Yoksa bu Ece Sükan mı


Tam üstüne bastınız, aynen öyle. Ece Sükan 15 günde bir çıkan 212 adlı derginin kapağına ‘çok acayip’ saçlarla poz vermiş. Görmek isteyene, 212 dergisi bilumum kafelerde ücretsiz okunabiliyor!

Dergide yer alan bir başka ilginç mevzu da, Stella McCartney’nin H&M için hazırladığı ve kapış kapış giden koleksiyonu. Öyle ki derginin sayfalarında fotoğrafı yer alan tasarımlar çoktan tükenmiş bile.

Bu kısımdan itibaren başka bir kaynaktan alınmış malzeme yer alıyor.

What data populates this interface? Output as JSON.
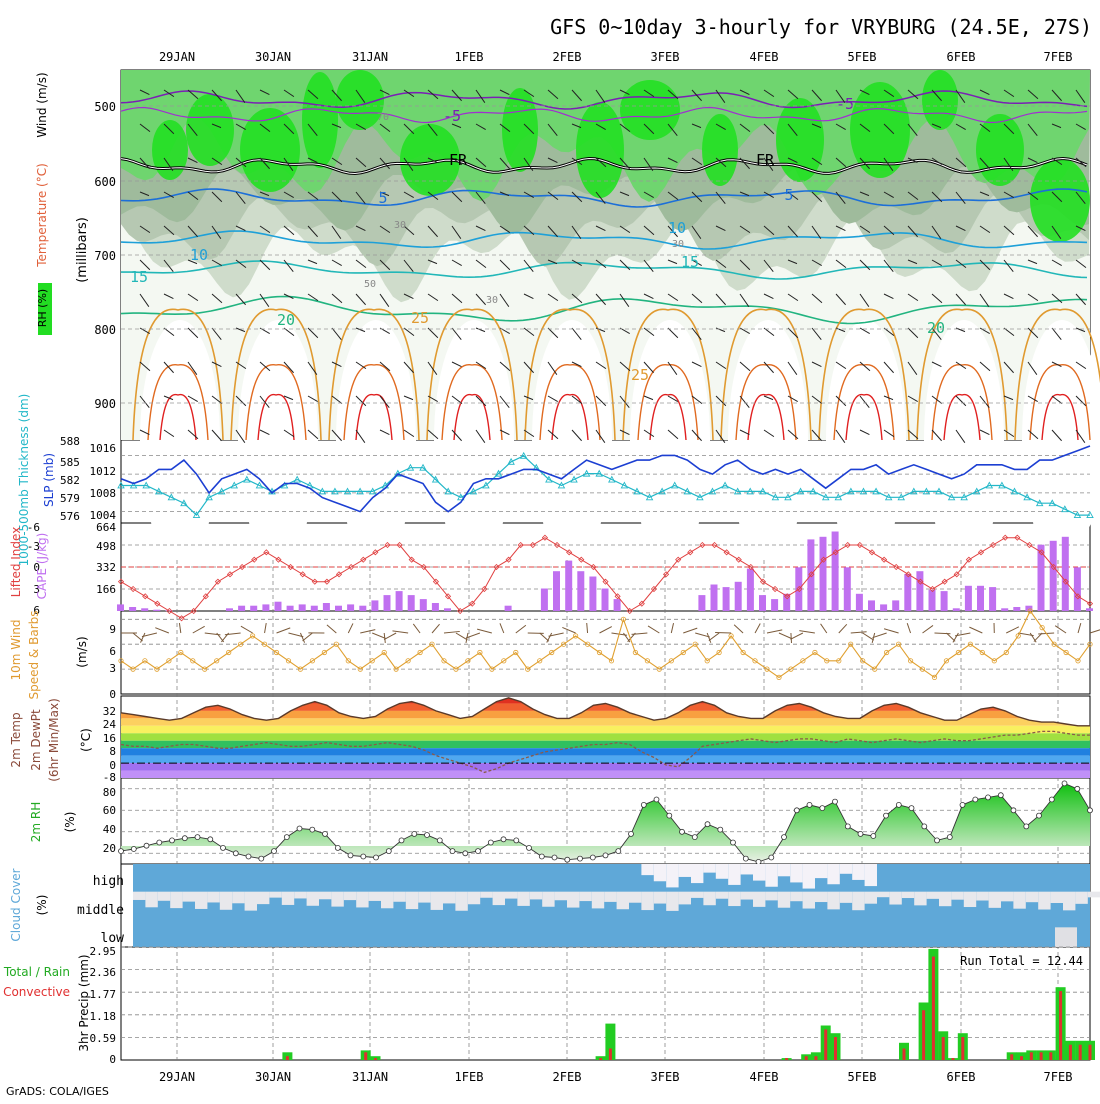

İsmail YK’yı sollayan ‘boys’lar


Son günlerin en ‘kitsch’ gruplarından biri Boys Anılar. Almanya’da yaşayan gençlerden kurulu grup, jan janlı kıyafetleri, çizgi çizgi sakallarıyla filan İsmail YK’yı sollamış durumda. Hele solistin giydiği kolsuz gömlekteki parlak şeritlerin hastasıyım. Aynısından yaptırıp, etrafta ‘Hakiki Boys Anılar’ diye gezmek niyetindeyim.

Grubun sitesi de (www.anilar.de) enteresan. ‘Hizmetimiz’ diye bir bölüm var mesela. Yaptıkları hizmetleri, ‘Bayanlar matinesi, düğün, nişan, sünnet, her türlü eğlencede yanınızdayız’ diye sıralamışlar.

Ekşi’de ‘Fred Çakmaktaş’ı anımsatan elemanlar’ olarak geçen gruba ‘yaba daba du’ çekiyorum, en temizinden...


ŞEHİR ATLASI


CUMARTESİ ‘KIRMIZI’ PARTİYE GİDİN

Social Club
ilki büyük ilgi gören ‘Red Party’sini bu kez cumartesi akşamı Levent’teki Fancy’de gerçekleştiriyor. Saat 23.00’da start alacak partiye kırmızı herhangi bir şey giyinenler 30 YTL, giymeyenler ise 35 YTL giriş ücreti ödeyerek girebilecek. Ayrıca içerde herkese kırmızı peruklar dağıtılacak. Geceyle ilgili ayrıntılara www.redparty.gen.tr adresinden bakabilirsiniz.



ARNAVUTKÖY’DEKİ NERUDA KONUŞULUYOR

Tam adı, Neruda’s Bloom aslında. Bloom, ‘çiçek’ manasında. Neruda ise malum, aşk şiirlerinin ünlü şairinin adı. Ben henüz gidemedim bu yeni kafe restorana, ama konuşuluyor şu sıralar. 1900’lü yıllardan kalma bir köşkte yer alan Neruda’s Bloom, sabah 09.00’dan, 04.00’a kadar açık.


ŞENİZ BENGÜER ‘MONO’YLA DÖNDÜ


2019, Seventh House, Solar Beach derken Şeniz Bengüer kayıplara karışmıştı. Geçen hafta Ritz’in altında, Redroom’a komşu bir mekanla yeniden eğlence hayatına geri döndü: Mono

Her zamanki gibi güleryüzlü olan Bengüer, şık bir kulüp yapmış. Özellikle ışık sistemine bayıldım ‘Mono’nun. Ritz’in altı, geçen yıl A Plus’ta meydana gelen kavga dövüş olayları sebebiyle ‘sabıkalı’ydı gözümde, ki bunu Bengüer’e de söyledim. Ama ‘Mono’, ilerde iyi bir alternatif olabilir Ritz içinde. Hafta sonu bir deneyin derim.


ŞİMDİ NELER SEKSİ?

Hırsız&Polis dizisinde ‘Mavi’yi oynayan Özlem Düvencioğlu.

Düvencioğlu’nun Almanya’dan geldiği günden beri kaldığı Maçka’daki butik otel Housez Suit.

Apple’ın bin şarkı kapasiteli, kurşun kalemden daha ince olan yeni iPod’u, yani iPod Nano.

Dünyaca ünlü yayınevi Thames&Hudson’ın en hip metropoller için hazırladığı ‘Style City’ serisine eklenen ‘Style City İstanbul.’ Rehber, Bahadır Tanrıöver’in muhteşem fotoğraflarıyla dikkat çekiyor.

Reklam filmindeki doğallığı ve beklenmeyen esprili oyunculuğuyla Berrak Tüzünataç.

Nişantaşı’nda açılacak Vakkorama NY önüne park edilen (şov olsun diye) New York taksisi!